Microsoft updated its official statement yesterday regarding the partially leaked source code for Windows 2000 and Windows NT 4.0, noting that the company is investigating reports about an exploit of the Microsoft Internet Explorer (IE) version that originally shipped with Win2K. Separately, Microsoft acknowledged that the leak came from Israeli developer Mainsoft, which has had access to the Windows source code for years. Microsoft hired Mainsoft 4 years ago to investigate porting key applications such as IE and Microsoft Office to Linux.

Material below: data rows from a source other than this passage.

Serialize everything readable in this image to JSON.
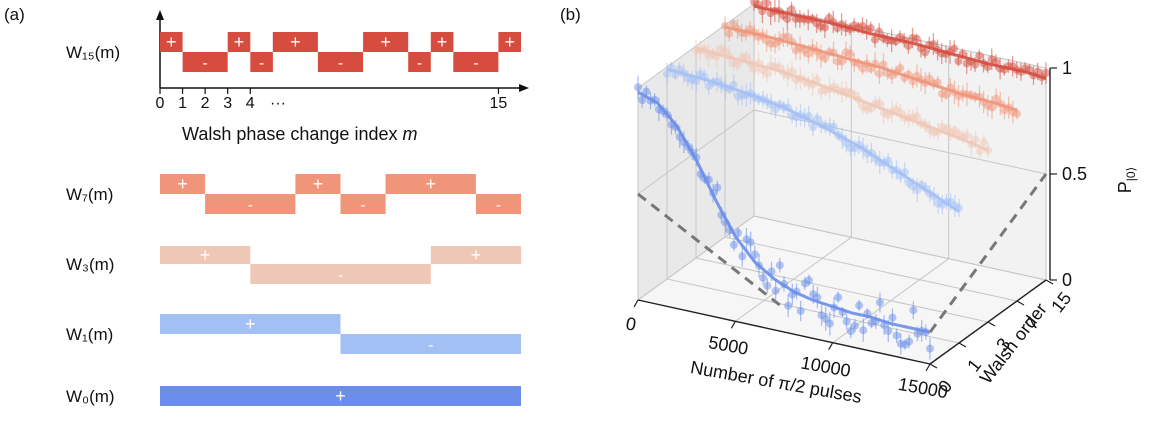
{
  "chart_data": [
    {
      "panel": "(a)",
      "type": "step",
      "xlabel_text": "Walsh phase change index ",
      "xlabel_var": "m",
      "x_ticks": [
        "0",
        "1",
        "2",
        "3",
        "4",
        "···",
        "15"
      ],
      "signs": {
        "plus": "+",
        "minus": "-"
      },
      "segments": 16,
      "series": [
        {
          "name": "W₁₅(m)",
          "color": "#d64d3f",
          "values": [
            1,
            -1,
            -1,
            1,
            -1,
            1,
            1,
            -1,
            -1,
            1,
            1,
            -1,
            1,
            -1,
            -1,
            1
          ]
        },
        {
          "name": "W₇(m)",
          "color": "#f0957a",
          "values": [
            1,
            1,
            -1,
            -1,
            -1,
            -1,
            1,
            1,
            -1,
            -1,
            1,
            1,
            1,
            1,
            -1,
            -1
          ]
        },
        {
          "name": "W₃(m)",
          "color": "#efc7b6",
          "values": [
            1,
            1,
            1,
            1,
            -1,
            -1,
            -1,
            -1,
            -1,
            -1,
            -1,
            -1,
            1,
            1,
            1,
            1
          ]
        },
        {
          "name": "W₁(m)",
          "color": "#a3c0f5",
          "values": [
            1,
            1,
            1,
            1,
            1,
            1,
            1,
            1,
            -1,
            -1,
            -1,
            -1,
            -1,
            -1,
            -1,
            -1
          ]
        },
        {
          "name": "W₀(m)",
          "color": "#6a8eea",
          "values": [
            1,
            1,
            1,
            1,
            1,
            1,
            1,
            1,
            1,
            1,
            1,
            1,
            1,
            1,
            1,
            1
          ]
        }
      ]
    },
    {
      "panel": "(b)",
      "type": "scatter3d",
      "xlabel": "Number of π/2 pulses",
      "ylabel": "Walsh order",
      "zlabel_main": "P",
      "zlabel_sub": "|0⟩",
      "x_ticks": [
        "0",
        "5000",
        "10000",
        "15000"
      ],
      "y_ticks": [
        "0",
        "1",
        "3",
        "7",
        "15"
      ],
      "z_ticks": [
        "0",
        "0.5",
        "1"
      ],
      "xlim": [
        0,
        15000
      ],
      "zlim": [
        0,
        1
      ],
      "grid": true,
      "reference_level": 0.5,
      "series": [
        {
          "name": "0",
          "color": "#6a8eea",
          "x": [
            0,
            1000,
            2000,
            3000,
            4000,
            5000,
            6000,
            7000,
            8000,
            9000,
            10000,
            11000,
            12000,
            13000,
            14000,
            15000
          ],
          "y": [
            0.98,
            0.95,
            0.86,
            0.72,
            0.55,
            0.4,
            0.3,
            0.24,
            0.2,
            0.18,
            0.17,
            0.16,
            0.16,
            0.15,
            0.15,
            0.15
          ]
        },
        {
          "name": "1",
          "color": "#a3c0f5",
          "x": [
            0,
            2000,
            4000,
            6000,
            8000,
            10000,
            12000,
            14000,
            15000
          ],
          "y": [
            0.99,
            0.98,
            0.96,
            0.93,
            0.88,
            0.82,
            0.74,
            0.66,
            0.62
          ]
        },
        {
          "name": "3",
          "color": "#efc7b6",
          "x": [
            0,
            2000,
            4000,
            6000,
            8000,
            10000,
            12000,
            14000,
            15000
          ],
          "y": [
            0.99,
            0.98,
            0.97,
            0.95,
            0.92,
            0.89,
            0.86,
            0.83,
            0.81
          ]
        },
        {
          "name": "7",
          "color": "#f0957a",
          "x": [
            0,
            2000,
            4000,
            6000,
            8000,
            10000,
            12000,
            14000,
            15000
          ],
          "y": [
            0.99,
            0.99,
            0.98,
            0.97,
            0.96,
            0.94,
            0.92,
            0.91,
            0.9
          ]
        },
        {
          "name": "15",
          "color": "#d64d3f",
          "x": [
            0,
            2000,
            4000,
            6000,
            8000,
            10000,
            12000,
            14000,
            15000
          ],
          "y": [
            0.99,
            0.99,
            0.99,
            0.98,
            0.98,
            0.97,
            0.96,
            0.96,
            0.95
          ]
        }
      ]
    }
  ]
}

   "Investigation has shown \[that the source code leak\] was not the result of any breach of Microsoft's corporate network or internal security, nor is it related to Microsoft's Shared Source Initiative or its Government Security Program, which enable our customers and partners, as well as governments, to legally access Microsoft source code," the Microsoft statement says. "Microsoft continues to work closely with the US Federal Bureau of Investigation \[FBI\] and other law enforcement authorities on this matter. Microsoft source code is both copyrighted and protected as a trade secret. As such, it is illegal to post it, make it available to others, download it, or use it. Microsoft will take all appropriate legal actions to protect its intellectual property. These actions include communicating both directly and indirectly with those who possess or seek to possess, post, download, or share the illegally disclosed source code."

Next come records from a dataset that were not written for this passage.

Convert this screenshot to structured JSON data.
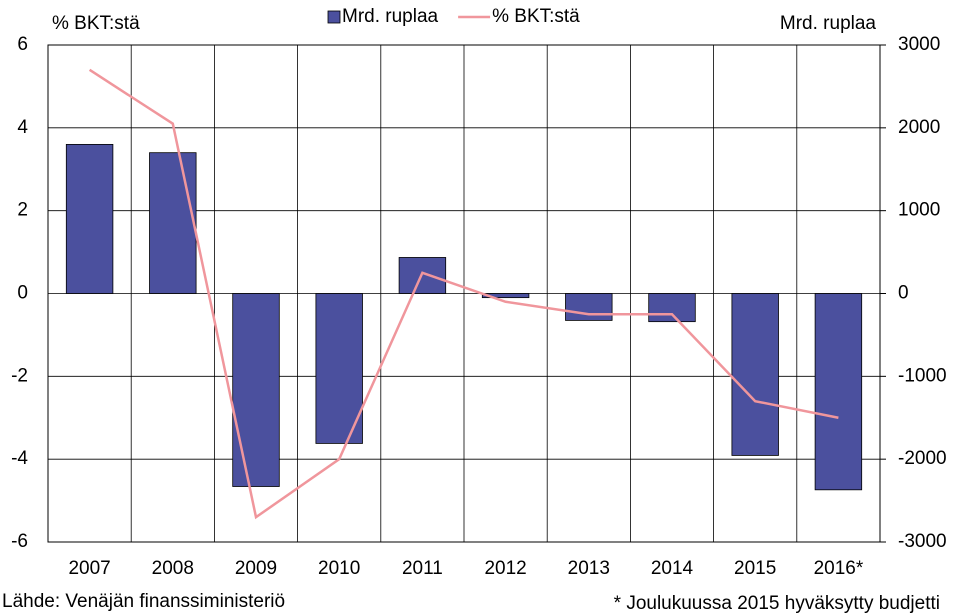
{
  "chart_data": {
    "type": "bar",
    "y_label": "% BKT:stä",
    "y2_label": "Mrd. ruplaa",
    "categories": [
      "2007",
      "2008",
      "2009",
      "2010",
      "2011",
      "2012",
      "2013",
      "2014",
      "2015",
      "2016*"
    ],
    "series": [
      {
        "name": "Mrd. ruplaa",
        "type": "bar",
        "axis": "y2",
        "color": "#4b509e",
        "values": [
          1800,
          1700,
          -2330,
          -1810,
          435,
          -50,
          -325,
          -340,
          -1955,
          -2370
        ]
      },
      {
        "name": "% BKT:stä",
        "type": "line",
        "axis": "y",
        "color": "#f0969c",
        "values": [
          5.4,
          4.1,
          -5.4,
          -4.0,
          0.5,
          -0.2,
          -0.5,
          -0.5,
          -2.6,
          -3.0
        ]
      }
    ],
    "ylim": [
      -6,
      6
    ],
    "yticks": [
      -6,
      -4,
      -2,
      0,
      2,
      4,
      6
    ],
    "y2lim": [
      -3000,
      3000
    ],
    "y2ticks": [
      -3000,
      -2000,
      -1000,
      0,
      1000,
      2000,
      3000
    ],
    "grid": true,
    "legend": "top",
    "source": "Lähde: Venäjän finanssiministeriö",
    "note": "* Joulukuussa 2015 hyväksytty budjetti"
  }
}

   According to reports, the Win2K and NT source-code leak originated with a PC used by Mainsoft Director of Technology Eyal Alaluf, who's refusing contact with the media. Alaluf works at Mainsoft's Israel-based R&D center, the group that worked on the aforementioned Linux ports of Microsoft software. Officially, Mainsoft says only that it's cooperating fully with Microsoft and the FBI, which is running the investigation.